At various intervals related to points of healing, I would think, “Now is the time to write that book.” I would collect my journals and begin the tale at a point leading up to the accident which ultimately took her life. Each successive attempt ended when I reached another raw moment, and so it continued for another eighteen years until I decided to apply for a spot in the Pioneer Valley Writers Workshop’s 10-Month Novel Manuscript Program.

Detail of the 1895 Miller Atlas Plate 10 showing the industrial area of Bay State Village, including the Northampton Cutlery Co. and residential streets like Maple and Union.
Bay State Village, 1895: The industrial landscape of the immigrant craftsmen.

I chose to write it as a dual timeline with the stories set 100 years apart in the same community, with a supernatural twist at the convergence of the two. The 19th century story focused around a family of German immigrants who earned their living as craftsmen in a local factory. For their story, I decided to open with the main character in her later years, living with her aging second husband and her younger sister. My fellow authors fell in love with the couple, and remarked that the dialogue was natural and the scenes flowed vividly, but the story was lacking interiority. Could it have been because some emotions were still too raw to deal with objectively? It was as though I poured my heart into Show-Don’t-Tell, and there was little time for my main characters to reflect. After the workshop ended, I decided to set my manuscript aside until I could read it objectively to identify where I had gone wrong.

In 2025, I participated in Novel November. I took some classes on plotting and character arcs which helped me to see that I was starting from the wrong place. But I still didn’t know what to do with it.
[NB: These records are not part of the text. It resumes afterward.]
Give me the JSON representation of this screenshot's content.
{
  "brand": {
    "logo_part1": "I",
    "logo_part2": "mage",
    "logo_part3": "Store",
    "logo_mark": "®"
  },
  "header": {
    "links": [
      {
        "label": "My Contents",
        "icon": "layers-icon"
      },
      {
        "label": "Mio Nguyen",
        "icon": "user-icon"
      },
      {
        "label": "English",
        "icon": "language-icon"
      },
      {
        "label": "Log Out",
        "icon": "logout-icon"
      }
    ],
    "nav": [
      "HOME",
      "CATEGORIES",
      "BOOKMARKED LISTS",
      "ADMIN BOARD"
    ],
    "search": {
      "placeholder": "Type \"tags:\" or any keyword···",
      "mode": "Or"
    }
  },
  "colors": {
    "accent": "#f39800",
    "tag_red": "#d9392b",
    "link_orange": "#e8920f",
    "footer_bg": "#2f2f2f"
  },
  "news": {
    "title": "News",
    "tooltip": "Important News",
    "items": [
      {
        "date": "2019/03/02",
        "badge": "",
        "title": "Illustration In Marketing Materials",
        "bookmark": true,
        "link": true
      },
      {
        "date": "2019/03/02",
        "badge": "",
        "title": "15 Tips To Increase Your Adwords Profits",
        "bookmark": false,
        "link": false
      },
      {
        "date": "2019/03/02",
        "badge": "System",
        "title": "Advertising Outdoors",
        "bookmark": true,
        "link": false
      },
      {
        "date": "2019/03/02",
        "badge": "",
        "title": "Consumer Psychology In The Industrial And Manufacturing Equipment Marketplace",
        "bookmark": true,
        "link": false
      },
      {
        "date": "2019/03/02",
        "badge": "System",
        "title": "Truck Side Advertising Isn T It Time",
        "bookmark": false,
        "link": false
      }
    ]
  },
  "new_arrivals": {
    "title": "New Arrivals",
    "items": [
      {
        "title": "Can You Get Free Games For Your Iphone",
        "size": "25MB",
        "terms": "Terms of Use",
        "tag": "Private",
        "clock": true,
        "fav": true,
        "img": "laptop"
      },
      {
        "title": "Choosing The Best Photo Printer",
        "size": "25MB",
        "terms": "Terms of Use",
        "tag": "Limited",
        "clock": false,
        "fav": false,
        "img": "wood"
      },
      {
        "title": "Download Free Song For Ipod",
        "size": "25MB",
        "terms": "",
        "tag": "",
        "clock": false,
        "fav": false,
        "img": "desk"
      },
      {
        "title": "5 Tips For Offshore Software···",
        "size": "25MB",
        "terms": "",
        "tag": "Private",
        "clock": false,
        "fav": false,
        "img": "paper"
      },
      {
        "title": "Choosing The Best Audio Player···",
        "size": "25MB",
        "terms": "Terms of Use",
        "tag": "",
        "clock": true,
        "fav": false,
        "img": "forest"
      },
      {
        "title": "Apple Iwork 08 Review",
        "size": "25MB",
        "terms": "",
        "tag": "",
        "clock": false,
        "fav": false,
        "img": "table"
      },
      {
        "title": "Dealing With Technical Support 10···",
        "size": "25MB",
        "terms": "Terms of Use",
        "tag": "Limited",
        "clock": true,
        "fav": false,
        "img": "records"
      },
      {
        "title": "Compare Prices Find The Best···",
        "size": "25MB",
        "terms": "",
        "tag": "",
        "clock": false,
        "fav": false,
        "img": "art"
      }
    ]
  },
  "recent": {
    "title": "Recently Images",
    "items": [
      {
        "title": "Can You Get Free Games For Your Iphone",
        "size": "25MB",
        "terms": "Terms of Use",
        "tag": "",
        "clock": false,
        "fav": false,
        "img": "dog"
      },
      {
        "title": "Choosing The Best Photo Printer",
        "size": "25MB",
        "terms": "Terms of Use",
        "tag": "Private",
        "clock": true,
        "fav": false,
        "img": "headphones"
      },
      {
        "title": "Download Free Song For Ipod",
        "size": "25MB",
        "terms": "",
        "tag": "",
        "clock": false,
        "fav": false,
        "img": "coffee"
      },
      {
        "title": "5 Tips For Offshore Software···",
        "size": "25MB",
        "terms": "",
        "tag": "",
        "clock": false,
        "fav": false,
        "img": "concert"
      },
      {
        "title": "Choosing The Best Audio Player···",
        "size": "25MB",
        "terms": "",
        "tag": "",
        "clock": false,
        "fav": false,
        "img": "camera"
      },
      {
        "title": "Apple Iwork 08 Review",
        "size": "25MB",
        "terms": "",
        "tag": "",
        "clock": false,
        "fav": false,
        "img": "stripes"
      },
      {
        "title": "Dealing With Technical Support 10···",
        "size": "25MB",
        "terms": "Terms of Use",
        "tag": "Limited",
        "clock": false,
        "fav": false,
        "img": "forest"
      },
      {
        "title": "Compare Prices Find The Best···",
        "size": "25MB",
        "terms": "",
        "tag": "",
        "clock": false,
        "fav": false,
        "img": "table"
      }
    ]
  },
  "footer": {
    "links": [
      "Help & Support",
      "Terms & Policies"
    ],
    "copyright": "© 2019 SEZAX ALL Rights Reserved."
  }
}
One morning, I sat down with my laptop and had a very long discovery conversation with my AI. It responded to my queries with questions and prodding that felt more like a visit to a therapist’s office. We discussed other areas of loss and tied it in with generational family traumas. With my background in psychology, this felt like a natural path to explore. And then a dominant theme revealed itself in a way that I had never expected. The theme was not grief or loss, although many of the characters in the two stories had experienced their fill. It was really about the generations of strong women who held their families together! This pulled in specific cultural and ancestral sub-themes which simultaneously blended insight with emotional healing.

While I had always considered myself to be a Plotter, I realized now that the 1890 immigrant story had to begin just before the point of tragedy which completely upset the family constellation. In addition to this, it became obvious that both women, separated by a century, were being watched by the same eyes in that northeast corner of the cemetery.